Critics of this shooting after this footage was released attempted to make this sound like it was ordinary. No, it wasn’t a fistfight or a typical scrap between kids. This incident involved a deadly weapon. In 2019, there were 1,476 people murdered with a knife or cutting instrument (compared to 364 with rifles, including AR-15s, but I digress).
Someone attacking another person with a knife is a lethal use of force, period.
Reardon’s awareness of what was going down and his accuracy speaks volumes about his professionalism. His actions saved at least one life, possibly two.
People have asked why he didn’t use non-lethal force.
He did not have time to reach Bryant, for starters, and even if he did, he might not have stopped her before she stabbed the other girl.
Tasers are not always effective, and he needed to stop the threat.
People ask why he didn’t shoot her arm or leg. Again, that may not have stopped her in time, and people who ask that question watch far too many movies. That isn’t real life. Reardon had to act quickly. Police officers, soldiers, and civilians who carry are trained and practice aiming center mass. Why? It’s the largest part of someone’s body, and shooting and hitting someone who is moving while you are under stress is incredibly hard. Aiming for anything other than center mass also increases the chance that he hits an innocent bystander (like the girl who was being attacked).

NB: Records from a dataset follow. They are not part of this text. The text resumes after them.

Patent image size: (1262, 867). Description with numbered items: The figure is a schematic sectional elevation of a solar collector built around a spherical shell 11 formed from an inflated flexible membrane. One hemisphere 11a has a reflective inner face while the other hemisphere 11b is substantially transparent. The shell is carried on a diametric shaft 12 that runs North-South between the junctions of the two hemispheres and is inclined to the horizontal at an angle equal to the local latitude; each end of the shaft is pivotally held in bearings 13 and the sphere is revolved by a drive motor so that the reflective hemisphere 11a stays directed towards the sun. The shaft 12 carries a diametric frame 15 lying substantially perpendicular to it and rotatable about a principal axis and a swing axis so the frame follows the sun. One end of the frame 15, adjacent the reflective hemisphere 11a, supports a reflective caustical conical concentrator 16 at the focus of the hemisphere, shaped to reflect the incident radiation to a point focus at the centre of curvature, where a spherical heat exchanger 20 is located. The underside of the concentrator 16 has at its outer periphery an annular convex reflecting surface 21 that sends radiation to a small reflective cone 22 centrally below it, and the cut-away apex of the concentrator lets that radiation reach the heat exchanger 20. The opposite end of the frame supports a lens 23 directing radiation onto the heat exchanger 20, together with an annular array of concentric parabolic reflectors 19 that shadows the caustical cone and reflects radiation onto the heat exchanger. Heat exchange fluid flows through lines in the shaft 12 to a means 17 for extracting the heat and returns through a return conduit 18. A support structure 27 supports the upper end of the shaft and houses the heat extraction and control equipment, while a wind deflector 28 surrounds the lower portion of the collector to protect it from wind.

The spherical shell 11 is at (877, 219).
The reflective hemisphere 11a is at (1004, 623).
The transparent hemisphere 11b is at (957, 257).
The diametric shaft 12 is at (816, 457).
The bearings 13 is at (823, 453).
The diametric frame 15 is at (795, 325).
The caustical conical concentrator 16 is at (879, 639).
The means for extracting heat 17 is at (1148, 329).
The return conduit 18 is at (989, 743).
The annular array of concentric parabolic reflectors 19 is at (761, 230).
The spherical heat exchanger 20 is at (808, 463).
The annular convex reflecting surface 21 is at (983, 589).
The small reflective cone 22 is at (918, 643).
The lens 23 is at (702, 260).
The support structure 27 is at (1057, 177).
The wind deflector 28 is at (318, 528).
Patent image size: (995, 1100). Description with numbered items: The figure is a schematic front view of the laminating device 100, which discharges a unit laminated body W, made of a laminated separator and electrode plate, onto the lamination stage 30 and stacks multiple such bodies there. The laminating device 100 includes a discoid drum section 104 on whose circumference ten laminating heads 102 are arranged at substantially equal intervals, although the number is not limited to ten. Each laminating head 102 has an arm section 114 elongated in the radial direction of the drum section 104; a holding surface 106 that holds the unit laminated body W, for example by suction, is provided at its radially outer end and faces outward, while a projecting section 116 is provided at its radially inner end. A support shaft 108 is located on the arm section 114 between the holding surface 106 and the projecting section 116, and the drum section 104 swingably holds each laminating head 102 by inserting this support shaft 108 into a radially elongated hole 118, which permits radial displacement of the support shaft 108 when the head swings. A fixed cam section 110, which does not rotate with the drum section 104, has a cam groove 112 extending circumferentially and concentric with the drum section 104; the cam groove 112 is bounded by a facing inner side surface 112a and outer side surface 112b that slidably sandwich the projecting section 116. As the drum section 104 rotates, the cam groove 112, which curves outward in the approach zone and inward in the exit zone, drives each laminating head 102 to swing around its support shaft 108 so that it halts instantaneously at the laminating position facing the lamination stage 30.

Some have asked why he shot four times, why not just once? Because he needs to stop the threat. He did not have time to wait and see if one round was going to be enough. His first-round could have missed, and if he waited, she might have reached the other girl. He fired until she was down and no longer a threat.
Its standard protocol in every police department and in state laws that use of force is allowed when you are under threat of lethal force, or someone else is under threat of lethal force.
He did not have time to deescalate the situation. He had to act. He could not let Bryant stab the other person with a knife.
While, yes, there are too many police shootings, and any loss of life is tragic. Unfortunately, not every police shooting can be avoided, and bad shootings are the exception, not the norm. Just because Bryant was black and Reardon was white does not mean the shooting was unjustified, and it doesn’t mean it was unavoidable. Attempting to force this shooting to fit a narrative does not help advance police reform, something I believe in; it does the opposite.
Reardon is not Chauvin. The preliminary evidence shows that he followed protocol. Chauvin did not. Reardon had seconds to act. Chauvin placed his weight on the neck of George Floyd and continued to do that for nine minutes. Reardon saved lives. Chauvin did not. Tying the two together is just dishonest.
They are not the same, and people need to stop treating them the same. It was an awful decision Reardon had to make, one that I’m sure he wished he didn’t have to make, but one, if facing the same circumstances, he would make again.